I’ve become desensitized to how nice some of these bikes that I’ve ridden actually are. However, once in a while I’ll ride a bike that makes me think “wow!”. A bike that I took out for a couple rides this weekend did just that. The new Parlee Z5. I usually try to steer away from “product reviews” but I felt compelled to let you guys know about this one.
Note: Cycling Edge isn’t even aware I’m doing this review. It’s not a paid review nor do I feel obligated to say anything about it.
The first thing you notice about the Z5 is that it’s ridiculously light. The frame weighs 840 grams (size large) and the Edge composite 25mm wheels are sub 1000g. When I initially picked it up I nearly put it through the roof! The whole thing weighs 5.6kg. No, that’s not a typo. Sure it’s on the UCI banned substance list, but how many of us get weighed-in on the Saturday morning bunch ride anyway?
Weight isn’t everything though. I’d prefer few more grams here and there if it adds stability, strength and comfort. This bike doesn’t feel flimsy and frail though. What they’ve been able to do is quite amazing.
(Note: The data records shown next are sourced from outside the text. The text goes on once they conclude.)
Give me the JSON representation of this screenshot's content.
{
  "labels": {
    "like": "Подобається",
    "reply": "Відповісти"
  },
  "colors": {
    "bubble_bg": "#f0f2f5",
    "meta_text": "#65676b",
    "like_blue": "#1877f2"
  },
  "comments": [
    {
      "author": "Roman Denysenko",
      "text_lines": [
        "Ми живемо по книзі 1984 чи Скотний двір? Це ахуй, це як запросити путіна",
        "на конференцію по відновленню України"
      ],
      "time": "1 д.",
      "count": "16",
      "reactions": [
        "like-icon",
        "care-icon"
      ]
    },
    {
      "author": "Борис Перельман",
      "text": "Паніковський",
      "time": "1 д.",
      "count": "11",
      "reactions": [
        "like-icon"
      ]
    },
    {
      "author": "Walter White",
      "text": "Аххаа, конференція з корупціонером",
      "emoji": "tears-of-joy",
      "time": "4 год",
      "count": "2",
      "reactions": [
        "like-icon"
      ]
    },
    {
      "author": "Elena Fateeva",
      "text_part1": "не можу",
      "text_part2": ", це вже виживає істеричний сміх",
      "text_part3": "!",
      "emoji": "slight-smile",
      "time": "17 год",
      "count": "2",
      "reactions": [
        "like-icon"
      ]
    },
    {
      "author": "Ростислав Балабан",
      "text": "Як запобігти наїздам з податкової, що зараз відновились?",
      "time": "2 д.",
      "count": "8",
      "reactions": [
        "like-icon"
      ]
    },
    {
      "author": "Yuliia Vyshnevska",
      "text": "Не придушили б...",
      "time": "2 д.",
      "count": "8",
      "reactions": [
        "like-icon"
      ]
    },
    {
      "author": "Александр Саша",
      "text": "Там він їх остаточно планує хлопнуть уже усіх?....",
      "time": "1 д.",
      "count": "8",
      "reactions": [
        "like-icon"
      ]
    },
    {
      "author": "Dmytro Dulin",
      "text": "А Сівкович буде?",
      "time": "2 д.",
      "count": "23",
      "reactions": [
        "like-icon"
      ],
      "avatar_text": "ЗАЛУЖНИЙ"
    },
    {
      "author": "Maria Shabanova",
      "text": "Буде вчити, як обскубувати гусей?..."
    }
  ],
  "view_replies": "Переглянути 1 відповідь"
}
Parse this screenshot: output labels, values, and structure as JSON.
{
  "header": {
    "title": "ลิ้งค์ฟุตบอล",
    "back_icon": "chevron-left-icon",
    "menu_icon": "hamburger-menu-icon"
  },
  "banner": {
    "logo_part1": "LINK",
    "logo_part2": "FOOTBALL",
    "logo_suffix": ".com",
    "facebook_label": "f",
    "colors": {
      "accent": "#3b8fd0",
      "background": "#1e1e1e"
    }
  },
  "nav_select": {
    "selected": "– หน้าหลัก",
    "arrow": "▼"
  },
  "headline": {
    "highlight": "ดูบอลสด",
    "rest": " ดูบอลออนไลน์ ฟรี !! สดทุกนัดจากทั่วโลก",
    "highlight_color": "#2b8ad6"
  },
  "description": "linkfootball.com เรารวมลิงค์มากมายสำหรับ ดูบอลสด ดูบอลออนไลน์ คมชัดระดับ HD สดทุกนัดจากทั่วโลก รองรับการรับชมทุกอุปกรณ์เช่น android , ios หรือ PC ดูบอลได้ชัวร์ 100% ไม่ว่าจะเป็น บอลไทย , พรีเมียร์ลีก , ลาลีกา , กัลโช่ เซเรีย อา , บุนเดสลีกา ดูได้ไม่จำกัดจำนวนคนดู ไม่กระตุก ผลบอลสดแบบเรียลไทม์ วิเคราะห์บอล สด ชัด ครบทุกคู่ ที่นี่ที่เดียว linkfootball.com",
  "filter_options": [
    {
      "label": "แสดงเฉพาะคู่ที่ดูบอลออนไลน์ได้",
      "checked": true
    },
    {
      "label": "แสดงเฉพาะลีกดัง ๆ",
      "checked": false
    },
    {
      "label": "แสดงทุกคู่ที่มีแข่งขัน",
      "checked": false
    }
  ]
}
Cycling Edge will help you spec any of their bikes you your liking, so you can make it as expensive or as affordable as you like. The Z5 I rode had SRAM Red, FSA handlebars and seatpost, Speedplay pedals, Selle Italia saddle, and Edge 25 tubular wheels. If I were to spec my dream bike it would be nearly identical. All I had to do was raise the saddle.
The way this Z5 is spec’d it retails for somewhere around $12-$13k AUD. However, I don’t thing it’s a pure price decision for the person who’s in the market for a bike like this. Sure the law of diminishing returns has kicked in long ago, but there have been a LOT small gains add up to be something significant. There’s not much left you could upgrade. However, you could shed a lot off the price if you went to SRAM Force (very little difference to RED), and you can still get a set of great wheels for $1k.
Would I buy this bike? The above modifications would bring the price range down to something I’d definitely consider buying. If I had deeper pockets I wouldn’t change a thing.
The bottom bracket on the Z5 is the new BB30. What is the BB30? It’s a new bottom bracket standard allows the bearings to be pressed directly into an oversized bottom bracket shell. It eliminates the need for external (or internal) bottom bracket cups. The performance benefits are that you get a substantially lighter and stiffer BB, you reduce Q factor, and you save weight.
My favorite handlebar – the FSA K-Force. I never thought a handlebar could be so comfortable.
The rear stays are reminiscent of a steel bike where the two separate stays run into the seat tube. This dampens vibrations better than the monocoque stays that converge together into a fork. The separate stays shown here are more expensive to manufacture, but the difference is sure noticeable.
The Edge 25’s are sensational. Light, stiff, incredibly strong and truable (unlike my Lightweights). I always find that the biggest noticeable difference that you can make on the feel of a bike are the wheels. These are the goods! They’re available in tubular or clincher. These ones are tubs.
Parts of Passion skewers that weigh 39g and Extralite hubs. I don’t know how much these weigh but I’m guessing that they’re “extra light”. They certainly roll nicely.